Reynolds v. Sims (1964)

Reynolds v. Sims (1964)

Case Summary

Voters from Jefferson County, Alabama challenged the apportionment structure of their State House and Senate, which required each county to have at least one representative, regardless of size. This system failed to take population size into account, leading to huge discrepancies between district populations, in some cases on the order of 41 to 1. Senators were also apportioned under a system that incorporated geography into its formula, leading again to the under-representation of those in urban counties and over-representation of those in small and rural counties. Under this system Jefferson County, with a population of over 600,000, received only 1 senator and 7 representatives, while  other counties with populations as low as 15,417 also received one senator, along with one Representative. In light of these discrepancies, the District Court found that there was an equal protection violation. The Court chose to allow the legislature the opportunity to solve the problem itself, but upon finding the newly proposed apportionment plans were still unsatisfactory, it ordered a new temporary apportionment plan created by the Court itself for use in the upcoming 1962 general election. The State appealed the decision, arguing that it was not prohibited from using geography in it apportionment formulation and that the District Court had overstepped its power in drafting its own apportionment plan. The case came before the Supreme Court.

Ruling

The Court struck down Alabama’s apportionment system as unrepresentative, reaffirming its ruling in Baker and Gray that the debasement or dilution of one’s vote in State elections constitutes a justiciable violation of the Equal Protection Clause. The majority opinion, written by Chief Justice Warren, went further than these cases by expounding what the Court meant by “discoverable and manageable standards for use by lower courts [when] determining the constitutionality of a state legislative apportionment scheme.” The Court declared that “The Equal Protection Clause demands no less than substantially equal state legislative representation for all citizens,” which it had determined in Gary v.

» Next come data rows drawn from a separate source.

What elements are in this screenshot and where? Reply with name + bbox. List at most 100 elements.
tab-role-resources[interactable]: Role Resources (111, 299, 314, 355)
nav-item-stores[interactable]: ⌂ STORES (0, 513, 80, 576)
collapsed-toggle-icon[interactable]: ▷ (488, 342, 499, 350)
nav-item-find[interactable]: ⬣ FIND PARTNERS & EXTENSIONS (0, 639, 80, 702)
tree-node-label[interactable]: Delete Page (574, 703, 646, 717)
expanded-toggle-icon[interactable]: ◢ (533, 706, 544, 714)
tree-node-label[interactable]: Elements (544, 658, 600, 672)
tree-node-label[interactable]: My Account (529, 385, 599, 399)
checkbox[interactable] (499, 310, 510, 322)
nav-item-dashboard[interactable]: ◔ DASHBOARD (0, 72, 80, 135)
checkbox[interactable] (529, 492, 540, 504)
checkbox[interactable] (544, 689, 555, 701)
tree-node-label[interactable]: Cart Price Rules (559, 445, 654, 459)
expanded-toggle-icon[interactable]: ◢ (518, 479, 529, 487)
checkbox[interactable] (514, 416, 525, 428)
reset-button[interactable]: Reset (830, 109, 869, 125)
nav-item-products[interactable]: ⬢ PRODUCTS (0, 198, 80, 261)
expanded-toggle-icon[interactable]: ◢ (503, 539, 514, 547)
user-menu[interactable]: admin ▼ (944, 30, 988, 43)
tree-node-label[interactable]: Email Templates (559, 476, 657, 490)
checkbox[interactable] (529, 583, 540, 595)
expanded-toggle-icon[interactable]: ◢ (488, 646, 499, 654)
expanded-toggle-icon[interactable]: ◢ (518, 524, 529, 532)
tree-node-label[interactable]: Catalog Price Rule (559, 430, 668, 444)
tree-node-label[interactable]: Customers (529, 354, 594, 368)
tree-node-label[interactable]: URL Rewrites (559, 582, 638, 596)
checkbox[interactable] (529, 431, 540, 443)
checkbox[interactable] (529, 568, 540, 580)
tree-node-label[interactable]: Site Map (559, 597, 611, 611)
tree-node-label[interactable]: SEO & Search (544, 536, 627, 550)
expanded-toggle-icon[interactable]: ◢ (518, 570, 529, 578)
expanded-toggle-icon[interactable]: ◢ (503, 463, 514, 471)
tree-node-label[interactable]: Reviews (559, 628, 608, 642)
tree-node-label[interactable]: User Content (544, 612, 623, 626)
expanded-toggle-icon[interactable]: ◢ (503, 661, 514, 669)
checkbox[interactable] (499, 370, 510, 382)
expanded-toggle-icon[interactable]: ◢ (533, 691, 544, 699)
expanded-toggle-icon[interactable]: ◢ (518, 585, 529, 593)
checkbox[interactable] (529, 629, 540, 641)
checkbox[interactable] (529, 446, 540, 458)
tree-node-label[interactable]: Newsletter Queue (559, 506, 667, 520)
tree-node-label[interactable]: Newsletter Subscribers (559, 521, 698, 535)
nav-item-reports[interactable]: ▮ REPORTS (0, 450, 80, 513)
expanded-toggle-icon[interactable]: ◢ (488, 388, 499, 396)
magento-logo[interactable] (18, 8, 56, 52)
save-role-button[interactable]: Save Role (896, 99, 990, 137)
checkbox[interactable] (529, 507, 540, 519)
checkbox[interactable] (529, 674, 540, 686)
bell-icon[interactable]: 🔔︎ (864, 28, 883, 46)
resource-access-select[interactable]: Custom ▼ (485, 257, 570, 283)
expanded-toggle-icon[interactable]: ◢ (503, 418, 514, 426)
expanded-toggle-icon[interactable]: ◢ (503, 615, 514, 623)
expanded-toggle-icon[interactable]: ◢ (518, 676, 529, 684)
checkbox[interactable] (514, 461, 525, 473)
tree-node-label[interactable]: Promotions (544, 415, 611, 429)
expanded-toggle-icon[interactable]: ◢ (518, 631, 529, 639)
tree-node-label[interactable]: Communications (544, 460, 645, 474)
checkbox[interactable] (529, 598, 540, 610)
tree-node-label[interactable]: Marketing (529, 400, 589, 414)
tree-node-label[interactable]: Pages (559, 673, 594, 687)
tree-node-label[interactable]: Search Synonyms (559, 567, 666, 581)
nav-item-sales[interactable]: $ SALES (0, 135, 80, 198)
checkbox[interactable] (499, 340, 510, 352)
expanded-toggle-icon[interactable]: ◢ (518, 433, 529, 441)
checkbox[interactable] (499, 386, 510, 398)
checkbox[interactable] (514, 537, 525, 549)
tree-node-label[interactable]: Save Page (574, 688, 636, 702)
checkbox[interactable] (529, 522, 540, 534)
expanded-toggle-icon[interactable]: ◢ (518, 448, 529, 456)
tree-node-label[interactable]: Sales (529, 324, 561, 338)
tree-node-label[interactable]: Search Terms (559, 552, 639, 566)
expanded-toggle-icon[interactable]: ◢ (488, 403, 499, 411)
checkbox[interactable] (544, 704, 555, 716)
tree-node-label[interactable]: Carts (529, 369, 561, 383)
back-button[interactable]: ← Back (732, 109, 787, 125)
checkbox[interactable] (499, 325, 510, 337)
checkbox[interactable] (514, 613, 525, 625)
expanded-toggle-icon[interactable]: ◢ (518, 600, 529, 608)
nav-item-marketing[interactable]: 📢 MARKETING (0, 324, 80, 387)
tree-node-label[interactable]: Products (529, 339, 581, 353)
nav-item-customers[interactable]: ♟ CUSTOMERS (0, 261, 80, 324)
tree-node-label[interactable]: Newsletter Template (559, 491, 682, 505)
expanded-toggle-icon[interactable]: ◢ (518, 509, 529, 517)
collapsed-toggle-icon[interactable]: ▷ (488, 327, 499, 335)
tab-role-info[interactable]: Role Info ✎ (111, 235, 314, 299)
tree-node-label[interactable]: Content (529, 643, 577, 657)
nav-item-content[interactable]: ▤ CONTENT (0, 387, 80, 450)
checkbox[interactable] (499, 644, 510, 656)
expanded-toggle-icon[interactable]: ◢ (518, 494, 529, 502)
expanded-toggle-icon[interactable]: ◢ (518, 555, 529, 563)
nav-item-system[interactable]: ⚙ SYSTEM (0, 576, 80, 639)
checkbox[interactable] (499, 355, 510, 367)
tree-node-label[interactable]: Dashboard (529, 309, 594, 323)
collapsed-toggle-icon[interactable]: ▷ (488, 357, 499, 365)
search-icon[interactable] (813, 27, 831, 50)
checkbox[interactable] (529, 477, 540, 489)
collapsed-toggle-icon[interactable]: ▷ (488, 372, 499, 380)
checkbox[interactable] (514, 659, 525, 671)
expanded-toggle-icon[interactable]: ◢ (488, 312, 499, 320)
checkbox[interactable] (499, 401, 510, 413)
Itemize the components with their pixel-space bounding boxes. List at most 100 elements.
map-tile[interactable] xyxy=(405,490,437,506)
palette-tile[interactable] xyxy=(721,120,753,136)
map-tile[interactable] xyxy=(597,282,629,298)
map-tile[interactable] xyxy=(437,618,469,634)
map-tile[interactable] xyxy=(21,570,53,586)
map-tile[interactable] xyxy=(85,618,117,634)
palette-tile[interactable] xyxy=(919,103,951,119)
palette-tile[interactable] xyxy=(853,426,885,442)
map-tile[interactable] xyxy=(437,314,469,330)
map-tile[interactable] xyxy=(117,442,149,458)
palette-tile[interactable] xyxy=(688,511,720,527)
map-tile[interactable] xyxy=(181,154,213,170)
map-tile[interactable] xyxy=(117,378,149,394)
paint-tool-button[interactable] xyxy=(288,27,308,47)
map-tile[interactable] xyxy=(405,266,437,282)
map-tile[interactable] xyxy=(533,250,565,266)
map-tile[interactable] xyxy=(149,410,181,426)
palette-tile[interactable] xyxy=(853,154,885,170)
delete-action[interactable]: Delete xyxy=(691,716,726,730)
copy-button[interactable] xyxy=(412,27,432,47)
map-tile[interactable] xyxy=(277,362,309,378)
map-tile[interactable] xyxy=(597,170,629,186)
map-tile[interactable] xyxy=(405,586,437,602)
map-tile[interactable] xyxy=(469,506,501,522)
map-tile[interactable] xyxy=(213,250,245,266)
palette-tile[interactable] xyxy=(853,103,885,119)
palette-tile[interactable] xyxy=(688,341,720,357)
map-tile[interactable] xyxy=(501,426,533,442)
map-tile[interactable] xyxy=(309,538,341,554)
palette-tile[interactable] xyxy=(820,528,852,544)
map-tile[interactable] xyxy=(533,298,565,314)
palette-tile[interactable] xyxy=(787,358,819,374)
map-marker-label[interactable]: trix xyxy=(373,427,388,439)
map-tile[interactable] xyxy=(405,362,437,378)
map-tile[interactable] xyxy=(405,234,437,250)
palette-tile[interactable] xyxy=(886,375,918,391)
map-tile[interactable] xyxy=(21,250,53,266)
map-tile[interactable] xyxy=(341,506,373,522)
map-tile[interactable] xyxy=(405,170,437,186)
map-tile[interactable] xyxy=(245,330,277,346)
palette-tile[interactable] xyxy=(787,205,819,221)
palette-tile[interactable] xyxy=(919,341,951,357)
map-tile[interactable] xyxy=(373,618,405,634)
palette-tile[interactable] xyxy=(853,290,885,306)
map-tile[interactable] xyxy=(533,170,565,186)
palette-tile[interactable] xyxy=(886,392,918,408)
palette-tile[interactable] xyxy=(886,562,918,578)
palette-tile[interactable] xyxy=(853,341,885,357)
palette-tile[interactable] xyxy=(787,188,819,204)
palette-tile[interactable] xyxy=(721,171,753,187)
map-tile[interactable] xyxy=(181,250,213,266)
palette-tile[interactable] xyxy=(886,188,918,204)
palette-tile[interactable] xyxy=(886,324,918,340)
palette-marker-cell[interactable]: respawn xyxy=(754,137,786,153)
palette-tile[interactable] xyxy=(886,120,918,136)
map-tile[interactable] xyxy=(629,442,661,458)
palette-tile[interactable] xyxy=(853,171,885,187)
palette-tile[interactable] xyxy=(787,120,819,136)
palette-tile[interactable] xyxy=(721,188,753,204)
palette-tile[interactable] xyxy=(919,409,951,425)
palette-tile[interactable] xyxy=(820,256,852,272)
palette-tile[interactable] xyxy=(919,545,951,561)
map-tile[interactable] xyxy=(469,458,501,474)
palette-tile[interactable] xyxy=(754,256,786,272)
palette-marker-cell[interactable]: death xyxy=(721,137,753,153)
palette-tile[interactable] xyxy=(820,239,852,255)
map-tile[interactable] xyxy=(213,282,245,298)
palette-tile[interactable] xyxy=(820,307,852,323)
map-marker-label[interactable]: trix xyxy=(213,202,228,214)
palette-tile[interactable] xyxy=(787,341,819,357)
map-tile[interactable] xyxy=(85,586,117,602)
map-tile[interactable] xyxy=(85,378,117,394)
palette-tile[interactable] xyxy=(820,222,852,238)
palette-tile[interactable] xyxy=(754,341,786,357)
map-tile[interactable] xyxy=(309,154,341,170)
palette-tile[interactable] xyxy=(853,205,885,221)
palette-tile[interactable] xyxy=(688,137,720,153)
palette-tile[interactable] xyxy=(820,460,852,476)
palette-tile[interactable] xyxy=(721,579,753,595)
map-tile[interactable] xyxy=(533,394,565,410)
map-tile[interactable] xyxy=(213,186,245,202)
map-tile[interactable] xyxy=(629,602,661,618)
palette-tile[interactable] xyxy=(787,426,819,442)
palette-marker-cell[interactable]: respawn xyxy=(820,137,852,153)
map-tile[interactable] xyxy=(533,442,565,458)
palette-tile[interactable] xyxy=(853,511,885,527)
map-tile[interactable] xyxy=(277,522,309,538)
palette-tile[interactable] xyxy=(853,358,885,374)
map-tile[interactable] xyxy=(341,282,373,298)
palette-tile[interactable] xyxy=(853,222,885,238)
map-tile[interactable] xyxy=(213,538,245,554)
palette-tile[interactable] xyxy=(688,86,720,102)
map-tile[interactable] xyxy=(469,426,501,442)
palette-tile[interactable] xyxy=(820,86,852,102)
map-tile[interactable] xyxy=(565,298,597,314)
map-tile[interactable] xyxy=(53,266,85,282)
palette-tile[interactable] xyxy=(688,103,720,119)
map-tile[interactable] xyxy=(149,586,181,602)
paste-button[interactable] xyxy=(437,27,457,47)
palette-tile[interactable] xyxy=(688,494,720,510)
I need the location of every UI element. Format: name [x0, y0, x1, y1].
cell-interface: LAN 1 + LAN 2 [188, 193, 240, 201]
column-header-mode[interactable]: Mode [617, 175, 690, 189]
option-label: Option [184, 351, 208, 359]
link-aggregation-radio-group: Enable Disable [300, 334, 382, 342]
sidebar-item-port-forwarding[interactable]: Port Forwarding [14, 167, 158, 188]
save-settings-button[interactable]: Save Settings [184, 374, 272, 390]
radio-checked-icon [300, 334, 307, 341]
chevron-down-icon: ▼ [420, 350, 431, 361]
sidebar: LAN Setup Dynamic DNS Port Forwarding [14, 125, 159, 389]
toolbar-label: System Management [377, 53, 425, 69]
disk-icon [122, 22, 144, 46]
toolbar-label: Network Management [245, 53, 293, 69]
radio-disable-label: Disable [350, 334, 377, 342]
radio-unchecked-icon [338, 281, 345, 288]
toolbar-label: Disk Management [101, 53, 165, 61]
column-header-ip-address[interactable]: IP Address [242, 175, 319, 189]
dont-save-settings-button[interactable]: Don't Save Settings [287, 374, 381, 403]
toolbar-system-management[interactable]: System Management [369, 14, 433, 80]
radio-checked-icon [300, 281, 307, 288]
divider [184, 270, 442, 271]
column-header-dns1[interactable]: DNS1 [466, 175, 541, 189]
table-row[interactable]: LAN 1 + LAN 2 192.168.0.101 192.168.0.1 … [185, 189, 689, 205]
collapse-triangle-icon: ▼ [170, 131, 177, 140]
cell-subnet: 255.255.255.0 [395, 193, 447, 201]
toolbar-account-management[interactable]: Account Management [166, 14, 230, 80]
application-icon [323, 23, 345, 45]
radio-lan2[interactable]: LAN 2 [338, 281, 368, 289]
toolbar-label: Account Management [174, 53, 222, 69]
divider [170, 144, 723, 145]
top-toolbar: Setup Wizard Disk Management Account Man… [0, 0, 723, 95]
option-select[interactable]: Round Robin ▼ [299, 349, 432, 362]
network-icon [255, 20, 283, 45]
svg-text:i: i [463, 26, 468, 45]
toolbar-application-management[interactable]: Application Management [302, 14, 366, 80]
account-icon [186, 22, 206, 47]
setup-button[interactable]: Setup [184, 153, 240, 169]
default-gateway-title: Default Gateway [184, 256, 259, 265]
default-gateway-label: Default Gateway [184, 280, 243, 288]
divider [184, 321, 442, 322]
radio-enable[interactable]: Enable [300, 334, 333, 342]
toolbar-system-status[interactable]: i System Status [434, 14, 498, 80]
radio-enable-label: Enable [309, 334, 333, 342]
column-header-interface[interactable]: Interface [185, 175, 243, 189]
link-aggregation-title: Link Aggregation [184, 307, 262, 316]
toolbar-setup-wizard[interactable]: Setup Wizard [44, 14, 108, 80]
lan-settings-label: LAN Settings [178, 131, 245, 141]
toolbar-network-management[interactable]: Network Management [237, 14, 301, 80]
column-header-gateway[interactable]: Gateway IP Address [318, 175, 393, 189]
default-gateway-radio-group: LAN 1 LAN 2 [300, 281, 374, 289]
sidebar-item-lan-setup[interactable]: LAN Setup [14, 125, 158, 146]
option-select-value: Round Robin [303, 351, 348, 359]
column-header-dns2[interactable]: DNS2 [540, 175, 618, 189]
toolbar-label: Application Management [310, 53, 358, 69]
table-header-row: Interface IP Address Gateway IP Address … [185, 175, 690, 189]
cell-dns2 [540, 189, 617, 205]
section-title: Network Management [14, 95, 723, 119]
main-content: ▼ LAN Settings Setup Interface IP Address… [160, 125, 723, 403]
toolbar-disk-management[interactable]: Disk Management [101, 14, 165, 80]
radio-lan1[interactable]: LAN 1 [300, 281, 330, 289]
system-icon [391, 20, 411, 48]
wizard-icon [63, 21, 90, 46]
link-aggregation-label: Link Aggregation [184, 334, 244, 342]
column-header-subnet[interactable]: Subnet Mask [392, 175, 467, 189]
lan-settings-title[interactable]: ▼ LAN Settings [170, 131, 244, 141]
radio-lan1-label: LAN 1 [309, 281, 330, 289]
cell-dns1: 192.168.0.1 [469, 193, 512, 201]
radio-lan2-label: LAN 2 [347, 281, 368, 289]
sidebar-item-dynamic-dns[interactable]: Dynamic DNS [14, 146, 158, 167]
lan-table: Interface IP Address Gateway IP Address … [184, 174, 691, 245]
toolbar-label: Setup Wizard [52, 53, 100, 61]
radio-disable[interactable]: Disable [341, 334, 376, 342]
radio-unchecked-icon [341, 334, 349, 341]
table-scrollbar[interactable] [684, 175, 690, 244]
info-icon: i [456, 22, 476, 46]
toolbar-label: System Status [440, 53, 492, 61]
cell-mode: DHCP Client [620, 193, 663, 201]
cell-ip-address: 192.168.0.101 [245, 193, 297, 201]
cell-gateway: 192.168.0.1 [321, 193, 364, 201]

Sanders should aim to achieve the ideal of “one person, one vote.” The court did note, however, that more flexibility might be permissible in State apportionment than for congressional districts. Furthermore, giving voice to political subdivisions might in some cases justify a degree of deviation from purely population based apportionment. Also, “a State may legitimately desire to construct districts along political subdivision lines to deter the possibilities of gerrymandering.”  Similarly, reapportionment might not necessarily have to take place every ten years, though longer periods between reapportionment would be treated as suspect. In explaining the Court’s position, Chief Justice Warren included the famous line, “Legislators represent people, not trees or acres.” The Court also dismissed the claim that states’ apportionment systems could mirror that of the Federal Senate, claiming that the unique political needs that required that system of apportionment were not applicable on the state level. The Court also ruled that the District Court had acted properly in issuing its own, temporary apportionment plan.

Impact on Redistricting

Reynolds would have huge repercussions for State governments, a fact immediately recognized around the country. The reaction to this decision was so powerful that a constitutional amendment was unsuccessfully proposed to allow States to have unequal districts. To many, the idea that the Federal government could have a geographically based apportionment system but that states could not seemed illogical. Regardless, the decision stood, and State governments around the country would be forced to change their apportionment systems to approximate the one-person one-vote principle. The case also set an important precedent for allowing Courts to step in and enforce their own redistricting plans when they found the legislature’s plans to be objectionable.